Public policymaking in the United States is often gridlocked by recalcitrant ideologues, but at least administrators are not constrained by elves, as in Iceland. After seven years of controversy, the country’s Road Administration recently approved a new pathway near Reykjavik that had been delayed by a troublesome, 70-ton boulder in the right-of-way–which could not be dislodged because it is believed to be a “church” for the country’s legendary “hidden people.” The elves’ leading spokeswoman, Ragnhildur Jonsdottir, finally declared, to officials’ relief, that the elves had accepted the boulder’s relocation (to the side of the road), having “been preparing for this for a long time, moving their energy to the new location.”

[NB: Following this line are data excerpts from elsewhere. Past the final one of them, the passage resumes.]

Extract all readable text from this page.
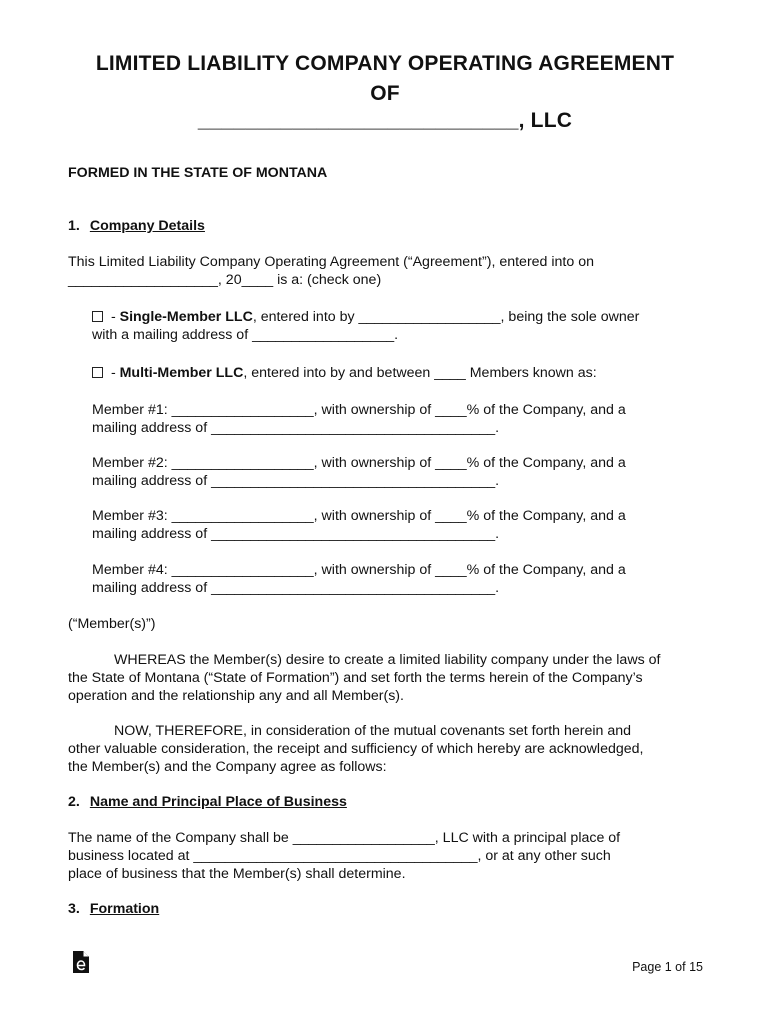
LIMITED LIABILITY COMPANY OPERATING AGREEMENT
OF
___________________________, LLC
FORMED IN THE STATE OF MONTANA
1. Company Details
This Limited Liability Company Operating Agreement (“Agreement”), entered into on
___________________, 20____ is a: (check one)
- Single-Member LLC, entered into by __________________, being the sole owner
with a mailing address of __________________.
- Multi-Member LLC, entered into by and between ____ Members known as:
Member #1: __________________, with ownership of ____% of the Company, and a
mailing address of ____________________________________.
Member #2: __________________, with ownership of ____% of the Company, and a
mailing address of ____________________________________.
Member #3: __________________, with ownership of ____% of the Company, and a
mailing address of ____________________________________.
Member #4: __________________, with ownership of ____% of the Company, and a
mailing address of ____________________________________.
(“Member(s)”)
WHEREAS the Member(s) desire to create a limited liability company under the laws of
the State of Montana (“State of Formation”) and set forth the terms herein of the Company’s
operation and the relationship any and all Member(s).
NOW, THEREFORE, in consideration of the mutual covenants set forth herein and
other valuable consideration, the receipt and sufficiency of which hereby are acknowledged,
the Member(s) and the Company agree as follows:
2. Name and Principal Place of Business
The name of the Company shall be __________________, LLC with a principal place of
business located at ____________________________________, or at any other such
place of business that the Member(s) shall determine.
3. Formation
Page 1 of 15
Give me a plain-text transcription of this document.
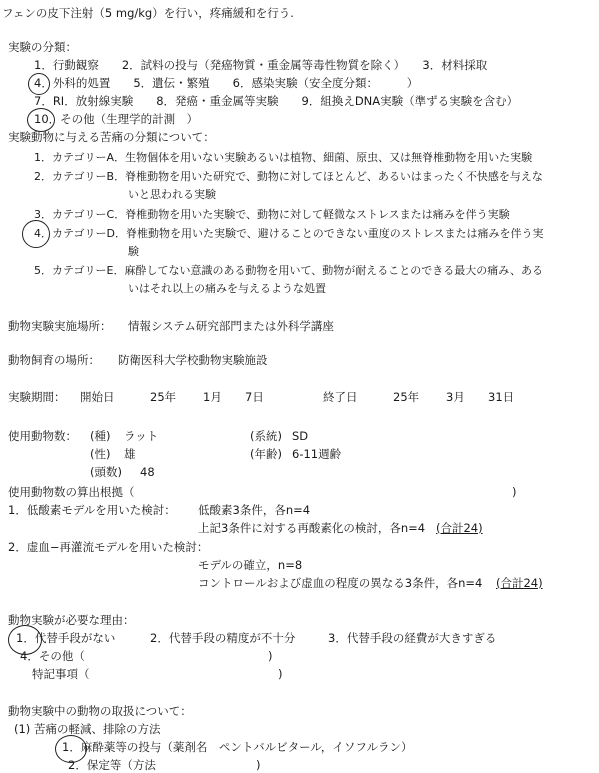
フェンの皮下注射（5 mg/kg）を行い，疼痛緩和を行う.
実験の分類：
1．行動観察　　2．試料の投与（発癌物質・重金属等毒性物質を除く）　　3．材料採取
4．外科的処置　　5．遺伝・繁殖　　6．感染実験（安全度分類：　　　）
7．RI．放射線実験　　8．発癌・重金属等実験　　9．組換えDNA実験（準ずる実験を含む）
10．その他（生理学的計測　）
実験動物に与える苦痛の分類について：
1．カテゴリーA．生物個体を用いない実験あるいは植物、細菌、原虫、又は無脊椎動物を用いた実験
2．カテゴリーB．脊椎動物を用いた研究で、動物に対してほとんど、あるいはまったく不快感を与えな
いと思われる実験
3．カテゴリーC．脊椎動物を用いた実験で、動物に対して軽微なストレスまたは痛みを伴う実験
4．カテゴリーD．脊椎動物を用いた実験で、避けることのできない重度のストレスまたは痛みを伴う実
験
5．カテゴリーE．麻酔してない意識のある動物を用いて、動物が耐えることのできる最大の痛み、ある
いはそれ以上の痛みを与えるような処置
動物実験実施場所： 情報システム研究部門または外科学講座
動物飼育の場所： 防衛医科大学校動物実験施設
実験期間： 開始日	25年 1月 7日	終了日	25年 3月 31日
使用動物数： (種) ラット	(系統) SD
(性) 雄	(年齢) 6-11週齢
(頭数) 48
使用動物数の算出根拠（	)
1．低酸素モデルを用いた検討： 低酸素3条件，各n=4
上記3条件に対する再酸素化の検討，各n=4 (合計24)
2．虚血−再灌流モデルを用いた検討：
モデルの確立，n=8
コントロールおよび虚血の程度の異なる3条件，各n=4 (合計24)
動物実験が必要な理由：
1．代替手段がない	2．代替手段の精度が不十分	3．代替手段の経費が大きすぎる
4．その他（	)
特記事項（	)
動物実験中の動物の取扱について：
(1) 苦痛の軽減、排除の方法
1．麻酔薬等の投与（薬剤名　ペントバルビタール，イソフルラン）
2．保定等（方法	)
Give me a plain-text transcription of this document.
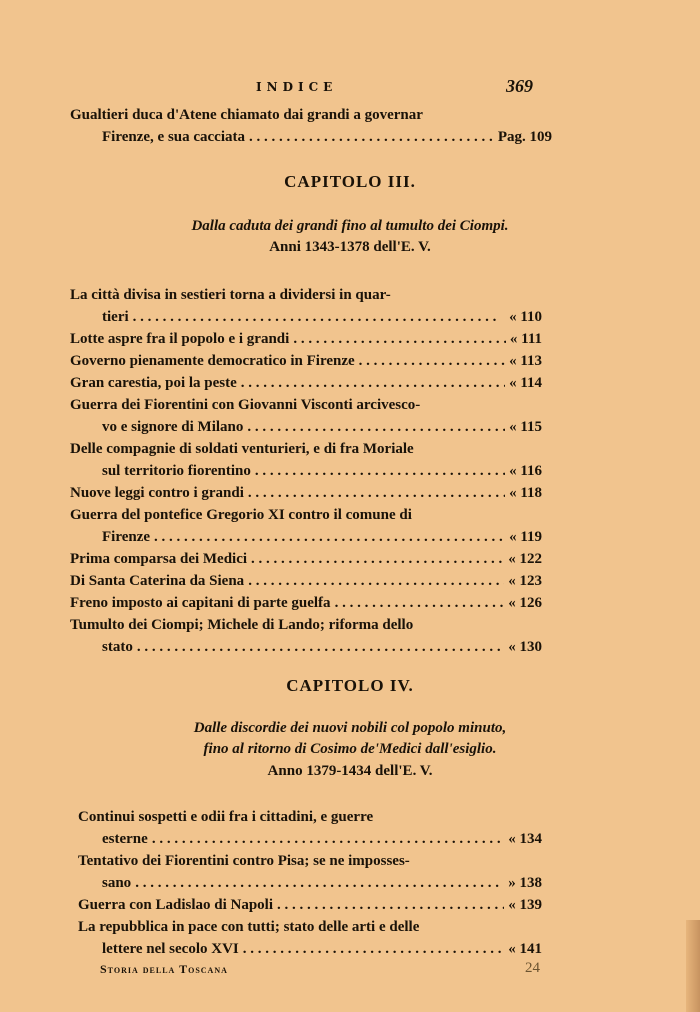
INDICE	369
Gualtieri duca d'Atene chiamato dai grandi a governar
Firenze, e sua cacciata . . .	Pag. 109
CAPITOLO III.
Dalla caduta dei grandi fino al tumulto dei Ciompi.
Anni 1343-1378 dell'E. V.
La città divisa in sestieri torna a dividersi in quar-
tieri . . .	« 110
Lotte aspre fra il popolo e i grandi . . .	« 111
Governo pienamente democratico in Firenze . . .	« 113
Gran carestia, poi la peste . . .	« 114
Guerra dei Fiorentini con Giovanni Visconti arcivesco-
vo e signore di Milano . . .	« 115
Delle compagnie di soldati venturieri, e di fra Moriale
sul territorio fiorentino . . .	« 116
Nuove leggi contro i grandi . . .	« 118
Guerra del pontefice Gregorio XI contro il comune di
Firenze . . .	« 119
Prima comparsa dei Medici . . .	« 122
Di Santa Caterina da Siena . . .	« 123
Freno imposto ai capitani di parte guelfa . . .	« 126
Tumulto dei Ciompi; Michele di Lando; riforma dello
stato . . .	« 130
CAPITOLO IV.
Dalle discordie dei nuovi nobili col popolo minuto,
fino al ritorno di Cosimo de'Medici dall'esiglio.
Anno 1379-1434 dell'E. V.
Continui sospetti e odii fra i cittadini, e guerre
esterne . . .	« 134
Tentativo dei Fiorentini contro Pisa; se ne imposses-
sano . . .	» 138
Guerra con Ladislao di Napoli . . .	« 139
La repubblica in pace con tutti; stato delle arti e delle
lettere nel secolo XVI . . .	« 141
Storia della Toscana	24
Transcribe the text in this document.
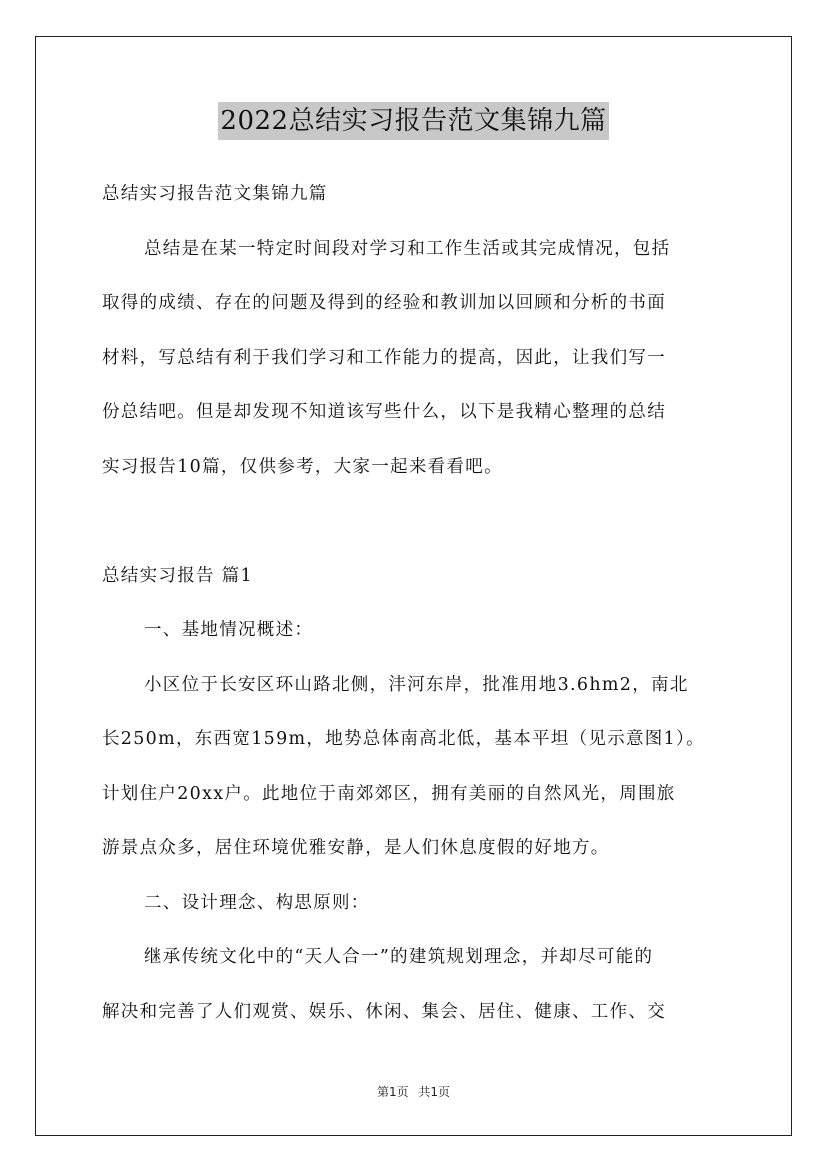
2022总结实习报告范文集锦九篇
总结实习报告范文集锦九篇
总结是在某一特定时间段对学习和工作生活或其完成情况，包括
取得的成绩、存在的问题及得到的经验和教训加以回顾和分析的书面
材料，写总结有利于我们学习和工作能力的提高，因此，让我们写一
份总结吧。但是却发现不知道该写些什么，以下是我精心整理的总结
实习报告10篇，仅供参考，大家一起来看看吧。
总结实习报告 篇1
一、基地情况概述：
小区位于长安区环山路北侧，沣河东岸，批准用地3.6hm2，南北
长250m，东西宽159m，地势总体南高北低，基本平坦（见示意图1）。
计划住户20xx户。此地位于南郊郊区，拥有美丽的自然风光，周围旅
游景点众多，居住环境优雅安静，是人们休息度假的好地方。
二、设计理念、构思原则：
继承传统文化中的“天人合一”的建筑规划理念，并却尽可能的
解决和完善了人们观赏、娱乐、休闲、集会、居住、健康、工作、交
第1页 共1页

GREAT MAYO PROTESTS OF 2015
Four weeks ago, News of the Weird noted that a United Nations representative opposed a suggestion to open certain meetings to the public, fearing that it would only invite spectators in the gallery to throw “mayonnaise” at the delegates. However, two months earlier (and unknown to News of the Weird), the Belgian prime minister, defending his country’s austerity measures, had faced a group of protesters who had rained upon him french fries topped with mayonnaise.
Japan may have its cat restaurants (where loaner felines lounge during meals) and even its penguin bar in Ikebukuro, and London (as reported here a month ago) an experimental owl cafe (with specially domesticated birds perched on diners’ shoulders), but not to be outdone, an entrepreneur in Seoul, South Korea, guesses that his Thanks to Nature Cafe will be a big hit–with sheep wandering through the dining room. (After all, according to the lunar calendar, 2015 is the Chinese zodiac Year of the Sheep.) Owner Lee Kwang-ho said his novel business model has attracted visitors from Macedonia, Saudi Arabia and New Zealand, among other countries.
Fred Horne of Columbus, Ohio, burned down his house in February trying to smoke the bedbugs out of his couch. Only that one piece of furniture caught fire, but carrying it out of the house, Horne got stuck in a doorway, and the blaze spread. And near Darwin, Australia, in February, an unnamed woman living in an RV came face-to-face with a snake and decided to encourage the serpent to leave–by lighting a fire beneath the RV’s floor. The vehicle was destroyed but, said the police superintendent, “we don’t know what happened to the snake.”
SUPPORTING THE TROOPS
Federal law prohibits foreclosures and repossessions (unless by court order) against active-duty military members, but Americans would hardly know that from observing creditors. A 2012 Government Accountability Office report found at least 15,000 violations by U.S. financial institutions, small and large, including JP Morgan Chase (violations News of the Weird reported in 2011). In February, auto lender Santander Consumer USA agreed to pay $9.35 million to settle charges that it illegally seized cars of 760 service-members (some while deployed in war zones) over the last five years.